Geçen anlar hala nefesimde için için yanıyor.
The moment that has passed are still smoldering in my breath.;
Teorik fizikçi deneyden ne anlar zaten?- Eh.
Understand about an experiment anyway? Ah. What would a theoretical physicist Eh.
Biliyor musun, Jackte oynarken kendimi geri zekalı hissettiğim anlar oldu.
You know, there were times when I was doing Jack that I actually felt retarded.
Soyunma odasına gidiyoruz. Son anlar.
Dressing room now. Final touches.
Çok iğne işi yapmış olanlar bu tür şeyleri anlar.
People who have done a lot of needlework know these things.
Radyoyu kurar, sinyalden anlar, kanaldan anlar..
He can set up the radio, knows signalling and channels.
Frankel sana bugün sıkıcı anlar yaşattı, değil mi?
Frankel gave you a pretty hard time today, huh?
Korku ve mutluluk dolu bütün anlar ve yaşanan bütün yoğun duygular.
And every intense emotion in between. Every moment of fear and joy.
İngilizler sadece bu dilden anlar.- Yeter!
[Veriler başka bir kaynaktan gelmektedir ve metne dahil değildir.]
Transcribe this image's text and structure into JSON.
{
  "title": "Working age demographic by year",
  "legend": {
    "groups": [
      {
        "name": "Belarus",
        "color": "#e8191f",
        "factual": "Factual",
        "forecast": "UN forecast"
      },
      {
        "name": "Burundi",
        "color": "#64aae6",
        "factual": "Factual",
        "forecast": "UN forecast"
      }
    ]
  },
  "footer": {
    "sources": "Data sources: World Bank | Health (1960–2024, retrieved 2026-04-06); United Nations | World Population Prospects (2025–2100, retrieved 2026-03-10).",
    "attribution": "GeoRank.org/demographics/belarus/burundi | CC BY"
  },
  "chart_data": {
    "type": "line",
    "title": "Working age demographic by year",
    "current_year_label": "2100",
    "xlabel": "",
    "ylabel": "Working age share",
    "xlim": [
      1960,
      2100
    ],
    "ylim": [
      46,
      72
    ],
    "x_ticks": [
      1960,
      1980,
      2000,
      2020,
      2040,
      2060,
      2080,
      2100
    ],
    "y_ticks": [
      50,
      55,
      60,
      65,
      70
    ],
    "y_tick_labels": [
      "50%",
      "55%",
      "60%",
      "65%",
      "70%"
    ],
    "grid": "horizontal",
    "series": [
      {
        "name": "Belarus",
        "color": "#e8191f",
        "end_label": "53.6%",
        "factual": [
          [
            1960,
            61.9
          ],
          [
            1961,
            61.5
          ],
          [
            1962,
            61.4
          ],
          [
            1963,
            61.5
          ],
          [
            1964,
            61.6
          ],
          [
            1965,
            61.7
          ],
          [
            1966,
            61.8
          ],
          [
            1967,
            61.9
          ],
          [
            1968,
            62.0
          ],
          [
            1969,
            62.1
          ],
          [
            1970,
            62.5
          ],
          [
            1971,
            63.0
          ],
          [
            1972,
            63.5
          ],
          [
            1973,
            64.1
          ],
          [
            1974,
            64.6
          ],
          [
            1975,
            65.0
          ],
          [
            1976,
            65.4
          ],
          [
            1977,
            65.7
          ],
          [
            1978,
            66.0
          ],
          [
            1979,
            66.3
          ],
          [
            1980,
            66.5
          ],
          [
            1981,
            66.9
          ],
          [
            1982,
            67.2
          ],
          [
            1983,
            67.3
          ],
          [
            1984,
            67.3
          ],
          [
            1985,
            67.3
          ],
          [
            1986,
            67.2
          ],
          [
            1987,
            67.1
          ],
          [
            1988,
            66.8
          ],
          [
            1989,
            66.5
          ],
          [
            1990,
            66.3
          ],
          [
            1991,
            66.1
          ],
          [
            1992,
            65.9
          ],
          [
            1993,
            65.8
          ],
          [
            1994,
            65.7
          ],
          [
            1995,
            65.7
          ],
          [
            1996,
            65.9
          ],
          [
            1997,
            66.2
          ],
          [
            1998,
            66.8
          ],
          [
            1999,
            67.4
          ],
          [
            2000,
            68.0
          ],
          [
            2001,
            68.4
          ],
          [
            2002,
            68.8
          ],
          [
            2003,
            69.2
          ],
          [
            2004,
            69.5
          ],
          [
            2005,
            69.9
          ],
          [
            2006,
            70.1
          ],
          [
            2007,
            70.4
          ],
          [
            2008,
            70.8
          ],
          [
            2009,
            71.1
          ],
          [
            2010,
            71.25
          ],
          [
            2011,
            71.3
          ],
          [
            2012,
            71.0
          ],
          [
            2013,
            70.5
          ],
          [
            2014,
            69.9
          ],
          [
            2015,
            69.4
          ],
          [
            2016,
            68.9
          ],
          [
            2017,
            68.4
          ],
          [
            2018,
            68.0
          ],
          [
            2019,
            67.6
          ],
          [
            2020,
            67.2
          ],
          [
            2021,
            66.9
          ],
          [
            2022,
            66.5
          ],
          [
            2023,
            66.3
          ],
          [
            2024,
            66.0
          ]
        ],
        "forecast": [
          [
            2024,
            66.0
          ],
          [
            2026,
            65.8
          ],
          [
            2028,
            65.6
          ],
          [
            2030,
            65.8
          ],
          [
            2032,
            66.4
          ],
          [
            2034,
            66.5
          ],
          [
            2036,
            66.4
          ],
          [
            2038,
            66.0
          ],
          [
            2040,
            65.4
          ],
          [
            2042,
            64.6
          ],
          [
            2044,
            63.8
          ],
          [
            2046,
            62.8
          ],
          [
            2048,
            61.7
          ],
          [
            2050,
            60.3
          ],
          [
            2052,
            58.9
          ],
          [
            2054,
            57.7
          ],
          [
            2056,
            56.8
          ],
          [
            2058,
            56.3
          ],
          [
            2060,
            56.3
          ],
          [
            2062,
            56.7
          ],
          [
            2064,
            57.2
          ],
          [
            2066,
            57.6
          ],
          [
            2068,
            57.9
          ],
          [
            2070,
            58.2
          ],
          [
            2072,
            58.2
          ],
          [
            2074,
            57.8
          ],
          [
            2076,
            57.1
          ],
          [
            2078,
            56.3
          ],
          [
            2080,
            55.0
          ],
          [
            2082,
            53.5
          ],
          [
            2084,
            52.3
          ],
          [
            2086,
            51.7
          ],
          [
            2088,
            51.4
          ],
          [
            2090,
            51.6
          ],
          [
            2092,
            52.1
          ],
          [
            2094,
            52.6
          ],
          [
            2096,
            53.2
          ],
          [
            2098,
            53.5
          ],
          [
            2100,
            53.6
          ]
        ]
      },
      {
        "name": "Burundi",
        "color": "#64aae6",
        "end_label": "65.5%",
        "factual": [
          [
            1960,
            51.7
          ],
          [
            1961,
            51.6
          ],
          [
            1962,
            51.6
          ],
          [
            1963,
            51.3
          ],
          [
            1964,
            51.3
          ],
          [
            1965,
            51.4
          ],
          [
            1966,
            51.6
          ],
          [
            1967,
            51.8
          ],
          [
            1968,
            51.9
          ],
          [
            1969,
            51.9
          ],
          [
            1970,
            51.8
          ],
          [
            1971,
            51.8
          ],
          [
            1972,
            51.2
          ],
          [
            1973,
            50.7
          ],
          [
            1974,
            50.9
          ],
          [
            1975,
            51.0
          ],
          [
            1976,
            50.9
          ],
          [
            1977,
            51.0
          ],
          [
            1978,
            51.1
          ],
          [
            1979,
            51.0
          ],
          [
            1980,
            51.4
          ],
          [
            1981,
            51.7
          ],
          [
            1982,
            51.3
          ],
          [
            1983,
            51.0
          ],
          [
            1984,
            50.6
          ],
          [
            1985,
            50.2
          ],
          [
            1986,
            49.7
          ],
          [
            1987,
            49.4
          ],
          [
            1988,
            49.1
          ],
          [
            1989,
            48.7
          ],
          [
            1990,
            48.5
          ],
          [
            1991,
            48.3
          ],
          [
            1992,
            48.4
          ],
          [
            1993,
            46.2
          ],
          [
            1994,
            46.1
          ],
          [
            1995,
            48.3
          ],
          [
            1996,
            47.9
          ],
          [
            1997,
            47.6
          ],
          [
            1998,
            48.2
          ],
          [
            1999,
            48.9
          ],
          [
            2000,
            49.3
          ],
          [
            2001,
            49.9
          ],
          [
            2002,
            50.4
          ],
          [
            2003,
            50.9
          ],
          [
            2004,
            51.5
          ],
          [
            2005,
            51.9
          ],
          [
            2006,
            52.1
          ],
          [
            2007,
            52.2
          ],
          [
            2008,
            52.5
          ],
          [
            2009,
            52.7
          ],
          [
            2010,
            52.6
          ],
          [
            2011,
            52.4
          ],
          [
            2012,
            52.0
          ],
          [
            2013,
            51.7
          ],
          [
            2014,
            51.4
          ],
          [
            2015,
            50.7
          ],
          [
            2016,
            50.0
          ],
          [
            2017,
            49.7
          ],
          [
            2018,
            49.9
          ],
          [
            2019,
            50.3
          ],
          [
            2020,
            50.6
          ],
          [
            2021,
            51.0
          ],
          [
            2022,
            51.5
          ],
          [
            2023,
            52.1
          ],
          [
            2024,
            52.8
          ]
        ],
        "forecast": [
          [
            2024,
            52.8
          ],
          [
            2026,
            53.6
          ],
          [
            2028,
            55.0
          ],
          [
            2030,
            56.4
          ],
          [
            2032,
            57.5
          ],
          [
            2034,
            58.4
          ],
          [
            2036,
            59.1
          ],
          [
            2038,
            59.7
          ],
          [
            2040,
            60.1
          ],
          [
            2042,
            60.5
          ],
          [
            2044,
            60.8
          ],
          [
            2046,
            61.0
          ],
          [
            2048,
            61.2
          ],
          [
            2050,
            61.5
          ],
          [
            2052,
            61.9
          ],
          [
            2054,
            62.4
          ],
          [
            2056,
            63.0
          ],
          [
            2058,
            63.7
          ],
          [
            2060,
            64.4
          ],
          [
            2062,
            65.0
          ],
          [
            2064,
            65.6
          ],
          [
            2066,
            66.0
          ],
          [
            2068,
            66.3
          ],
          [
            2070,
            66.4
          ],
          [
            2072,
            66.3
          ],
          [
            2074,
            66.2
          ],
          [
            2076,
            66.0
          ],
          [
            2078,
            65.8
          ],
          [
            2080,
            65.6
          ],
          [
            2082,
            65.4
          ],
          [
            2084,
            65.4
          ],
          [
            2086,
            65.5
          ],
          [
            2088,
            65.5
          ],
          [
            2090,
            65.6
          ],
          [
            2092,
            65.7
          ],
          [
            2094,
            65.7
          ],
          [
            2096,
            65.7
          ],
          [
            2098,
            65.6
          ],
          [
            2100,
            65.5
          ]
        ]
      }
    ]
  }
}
It's the only tongue the English understand.- Enough!
Ve evet, senin de beni hayal kırıklığına uğrattığın anlar oldu.
And yes, there have been times that you have disappointed me.
Belki Caitlin bu sefer ipucunu anlar.
Well, maybe Caitlin will get the hint now.
Böyle yaparsan kaleci bir sonraki hamleni anlar.
If you do this, you're letting the goalkeeper know your next move.
Kaçarsan herkes suçlu olduğunu anlar. Hayır.
No, you can't. If you run, everyone knows you're guilty.
Az sayıda insan onun yorumunu anlar.
Few people understood his comment.
Harika anlar yaşıyoruz, değil mi Papaz?
We live wonderful time in, chaplain?
Jacki beslediğin anlar gerçekten çok güzeldi. Tobe.
Tobe. You feeding Jack was still a real beautiful moment.